(Cross-post with Biostars: https://www.biostars.org/p/470788/)
We have some genotype data that we are putting through quality control in PLINK 1.9. As part of this QC, we have limited the data to subjects of self-reported and genomic European ancestries, and have run basic QC steps, removing call rates below 95% for individuals and variants, and removing variants excessively out of Hardy-Weinberg equilibrium (< 10^-10).

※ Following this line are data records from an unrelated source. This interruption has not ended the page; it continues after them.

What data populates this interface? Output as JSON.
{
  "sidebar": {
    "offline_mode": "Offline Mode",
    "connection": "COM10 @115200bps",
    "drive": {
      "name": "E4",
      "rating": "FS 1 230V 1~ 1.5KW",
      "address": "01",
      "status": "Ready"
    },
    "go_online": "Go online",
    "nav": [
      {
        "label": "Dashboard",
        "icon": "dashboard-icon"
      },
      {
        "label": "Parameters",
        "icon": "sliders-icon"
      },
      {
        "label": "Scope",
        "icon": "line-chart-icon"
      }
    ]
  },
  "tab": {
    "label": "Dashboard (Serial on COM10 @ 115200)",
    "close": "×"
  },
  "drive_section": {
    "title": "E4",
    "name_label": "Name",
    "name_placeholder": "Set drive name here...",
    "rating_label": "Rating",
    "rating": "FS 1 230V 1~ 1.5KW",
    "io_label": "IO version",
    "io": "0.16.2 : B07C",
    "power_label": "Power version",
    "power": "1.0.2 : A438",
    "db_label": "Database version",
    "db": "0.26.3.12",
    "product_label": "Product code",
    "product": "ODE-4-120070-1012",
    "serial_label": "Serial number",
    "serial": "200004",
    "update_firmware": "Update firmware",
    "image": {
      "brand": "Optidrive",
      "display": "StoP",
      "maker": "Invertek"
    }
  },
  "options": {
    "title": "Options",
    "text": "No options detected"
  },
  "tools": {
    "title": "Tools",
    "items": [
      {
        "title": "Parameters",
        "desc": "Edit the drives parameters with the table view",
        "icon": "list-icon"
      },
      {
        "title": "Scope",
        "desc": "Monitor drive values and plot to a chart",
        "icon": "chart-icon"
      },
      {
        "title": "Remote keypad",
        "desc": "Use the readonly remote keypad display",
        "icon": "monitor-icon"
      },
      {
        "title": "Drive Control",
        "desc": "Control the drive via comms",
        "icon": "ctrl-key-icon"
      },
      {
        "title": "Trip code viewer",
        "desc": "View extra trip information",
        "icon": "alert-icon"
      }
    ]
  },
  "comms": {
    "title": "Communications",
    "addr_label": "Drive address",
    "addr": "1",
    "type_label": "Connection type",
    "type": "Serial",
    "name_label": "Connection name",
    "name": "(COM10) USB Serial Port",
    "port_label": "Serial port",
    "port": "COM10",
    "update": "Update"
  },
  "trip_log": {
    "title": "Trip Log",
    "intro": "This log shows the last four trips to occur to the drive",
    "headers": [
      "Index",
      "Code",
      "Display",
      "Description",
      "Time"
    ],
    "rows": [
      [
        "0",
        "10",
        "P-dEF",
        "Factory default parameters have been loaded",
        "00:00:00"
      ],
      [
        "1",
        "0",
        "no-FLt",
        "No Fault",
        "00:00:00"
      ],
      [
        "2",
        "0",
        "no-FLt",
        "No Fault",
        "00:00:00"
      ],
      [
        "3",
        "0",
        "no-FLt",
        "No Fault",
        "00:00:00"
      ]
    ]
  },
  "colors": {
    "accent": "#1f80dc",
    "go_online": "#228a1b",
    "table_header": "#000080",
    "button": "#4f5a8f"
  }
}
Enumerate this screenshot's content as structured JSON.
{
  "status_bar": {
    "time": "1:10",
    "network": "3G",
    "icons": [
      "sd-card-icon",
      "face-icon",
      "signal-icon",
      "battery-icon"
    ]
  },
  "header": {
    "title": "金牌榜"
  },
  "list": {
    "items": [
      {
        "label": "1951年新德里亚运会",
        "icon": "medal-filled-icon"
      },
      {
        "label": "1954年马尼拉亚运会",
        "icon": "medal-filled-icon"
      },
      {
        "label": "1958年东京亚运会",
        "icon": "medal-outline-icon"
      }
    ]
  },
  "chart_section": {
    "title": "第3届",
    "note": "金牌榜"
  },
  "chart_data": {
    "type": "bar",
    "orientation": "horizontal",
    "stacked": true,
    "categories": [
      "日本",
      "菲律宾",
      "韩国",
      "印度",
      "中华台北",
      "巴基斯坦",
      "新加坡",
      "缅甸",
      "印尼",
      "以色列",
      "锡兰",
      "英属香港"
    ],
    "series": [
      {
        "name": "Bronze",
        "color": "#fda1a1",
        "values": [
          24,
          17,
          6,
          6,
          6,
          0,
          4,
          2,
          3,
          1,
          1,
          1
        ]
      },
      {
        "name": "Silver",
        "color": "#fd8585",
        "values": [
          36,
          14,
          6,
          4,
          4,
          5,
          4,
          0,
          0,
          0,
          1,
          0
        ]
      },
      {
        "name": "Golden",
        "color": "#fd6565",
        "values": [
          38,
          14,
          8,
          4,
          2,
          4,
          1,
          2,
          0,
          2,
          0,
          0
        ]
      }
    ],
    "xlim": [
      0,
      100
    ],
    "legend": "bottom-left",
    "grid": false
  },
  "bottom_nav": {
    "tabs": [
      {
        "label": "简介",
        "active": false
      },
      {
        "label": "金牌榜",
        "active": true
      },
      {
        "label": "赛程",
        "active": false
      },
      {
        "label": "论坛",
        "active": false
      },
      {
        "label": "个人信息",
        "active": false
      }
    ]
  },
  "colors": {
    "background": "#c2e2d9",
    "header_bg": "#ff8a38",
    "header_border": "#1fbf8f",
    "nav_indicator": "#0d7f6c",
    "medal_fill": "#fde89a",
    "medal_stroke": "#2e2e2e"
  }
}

Pruning for LD and limiting to the autosomes, we have calculated estimated IBD between our participants and the estimated the average pairwise IBD for each participant. We have found that an unusual number of our participants (233/13049) show a high mean pairwise IBD with others (>3SD from the cohort mean, > 0.028 in this instance, maximum 0.075). Examining examples of the individuals in question shows that this is driven by low-level relatedness (~0.03-0.1) with many other individuals, rather than a small subset of relatives in the data. In addition, the relatedness in each case stems entirely from IBD1 (one shared variant) and not at all from IBD2 (two shared variants). Individual average IBD correlates negatively (-0.69) with the genome-wide inbreeding coefficient.
I have one idea about what could be causing this (partial cross-contamination of the samples), but I am interested to know if others have other ideas what would be the cause?